Il existait depuis 1936, le pèlerinage de Chartres des étudiants n’aura pas lieu cette année

Cette année, il n’y aura pas de pèlerinage des étudiants vers Chartres, il a semblé nécessaire aux évêques de changer la proposition. En concertation avec le cardinal Vingt Trois et les évêques d’Ile-de-France, un autre projet est proposé, celui d’une marche vers Montmartre dans la nuit du 28 au 29 avril 2017. Ce pèlerinage destiné aux 18-30 ans verra converger les différents groupes d’étudiants de Paris, et de certains diocèses d’Ile de France, après un enseignement donné par les aumôniers dans leurs lieux respectifs, vers ce sanctuaire consacré au Sacré-Cœur et à l’adoration eucharistique. Après une soirée de louange, adoration et confession, en cette année d’élection une messe pour la France y sera célébrée par Mgr Jérôme Beau.

Ce pèlerinage était profondément ancré dans les traditions estudiantines et remontait à la veille de la Seconde guerre mondiale.
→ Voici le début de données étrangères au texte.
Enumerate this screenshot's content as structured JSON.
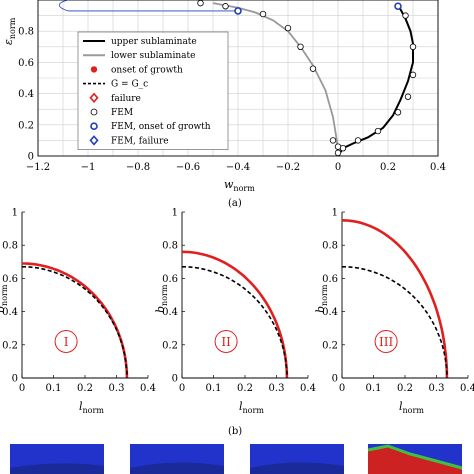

En 1935, une poignée d’étudiants de la Sorbonne décide en effet de marcher vers Chartres à la suite de Péguy. Ce dernier avait en effet accompli le pèlerinage de Chartres en 1912, accomplissant un vœu fait l’été précédent pour la guérison de son fils malade. Deux étudiants  portent l’initiative, Marie-Claude Pfenninger et Jean Aubonnet. L’année suivante, le pèlerinage étudiant est né : il dure trois jours et accueille une centaine de pèlerins.

Il continue à se développer et perdure malgré la guerre. Le Père Faidherbe, dominicain, donne au pèlerinage  des années 40 un dynamisme et une structure qui vont lui permettre de devenir le grand moment de l’année pour les groupes d’étudiants catholiques. En 1945, il rassemble déjà 4.000 marcheurs !
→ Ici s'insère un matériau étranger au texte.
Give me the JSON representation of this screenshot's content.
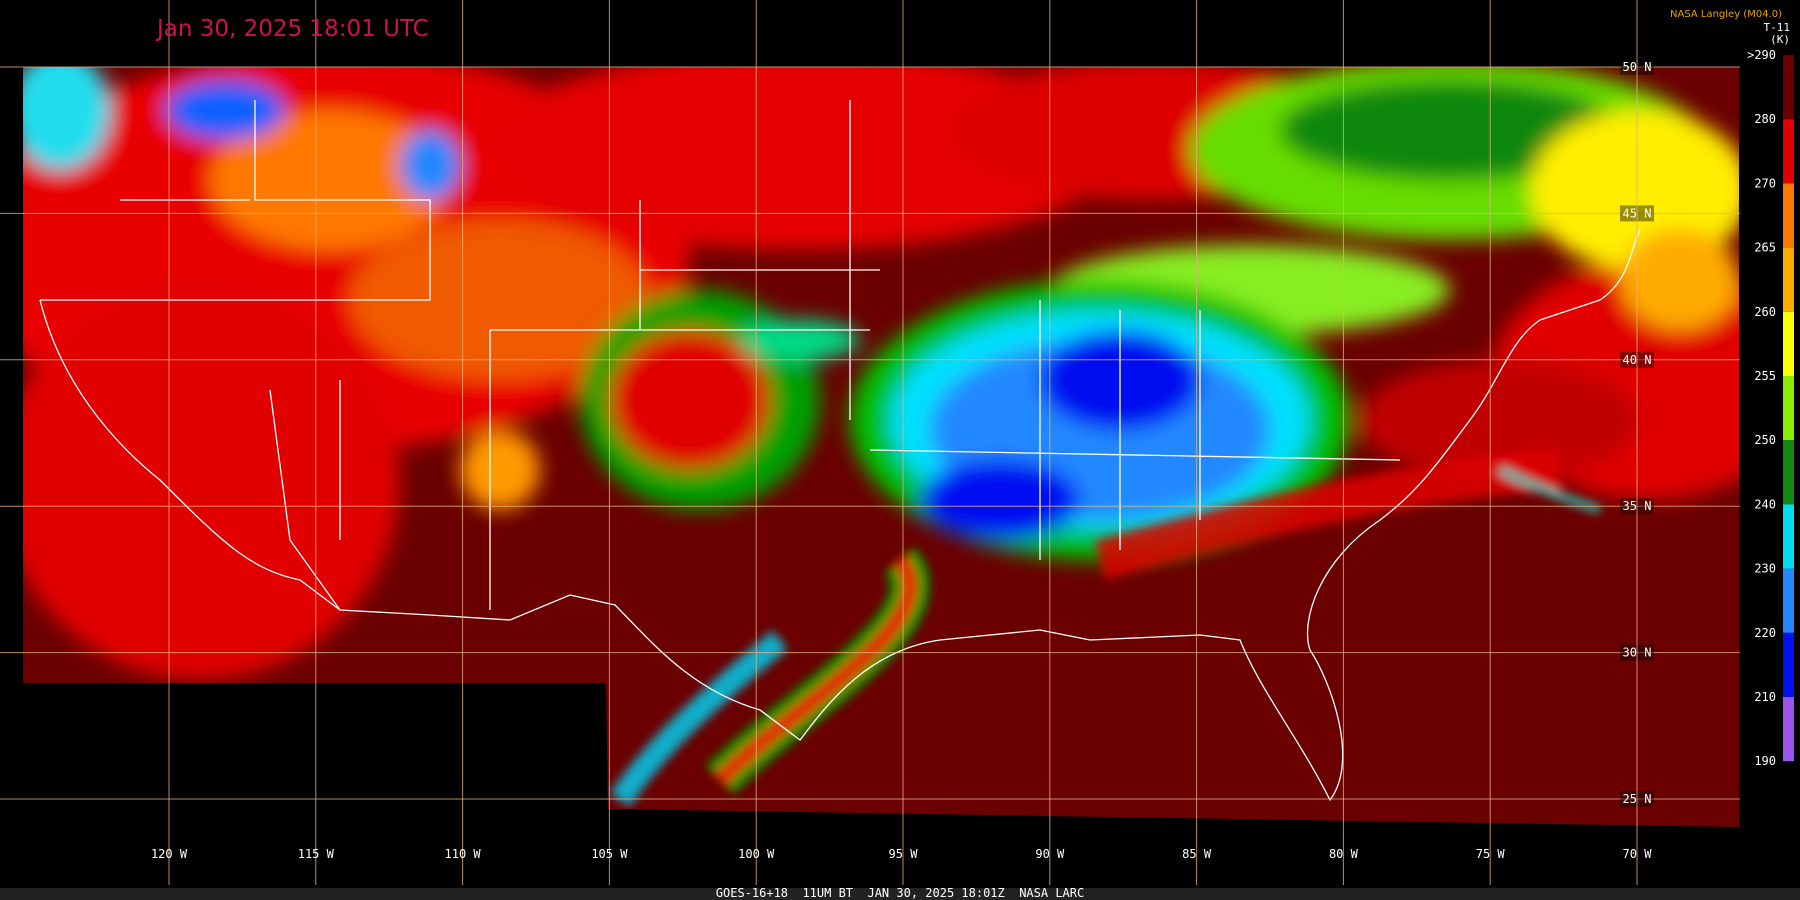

De la Libération au milieu des années 1960, le pèlerinage étudiant connaît un succès massif et régulier : la cathédrale de Chartres devenant trop petite pour accueillir tous les pèlerins, on en vient à dédoubler la messe de clôture, puis le pèlerinage en entier. On compte jusqu’à 12.000 pèlerins. Un étudiant parisien sur quatre y participe – facultés et grandes écoles.
Avec le milieu des années 1960 s’ouvre une période de difficultés. Au sein des universités, les chrétiens ont un mal croissant à se faire une place ainsi qu’à se retrouver. Le pèlerinage entame une phase de déclin relatif.

Vers 1990, l’archevêque de Paris, le Cardinal Lustiger (qui avait lui-même fait le pèlerinage quand il était étudiant en Sorbonne, et l’avait ensuite animé), charge deux aumôniers de relancer le pèlerinage. Avec les années 1990, la formule se renouvelle et l’ensemble de la ” génération étudiante ” de la région parisienne est invitée à y participer.
En 1996, la présence de la Croix des Journées Mondiales de la Jeunesse marque  les participants.

En 2000, le pèlerinage constitue la première des trois étapes proposées aux jeunes d’Ile de France pour leur démarche jubilaire. Rassemblant désormais un nombre régulier de pèlerins compris entre 2.500 et 3.500, à la date des Rameaux, il restait le rendez-vous fédérateur des différentes communautés étudiantes chrétiennes.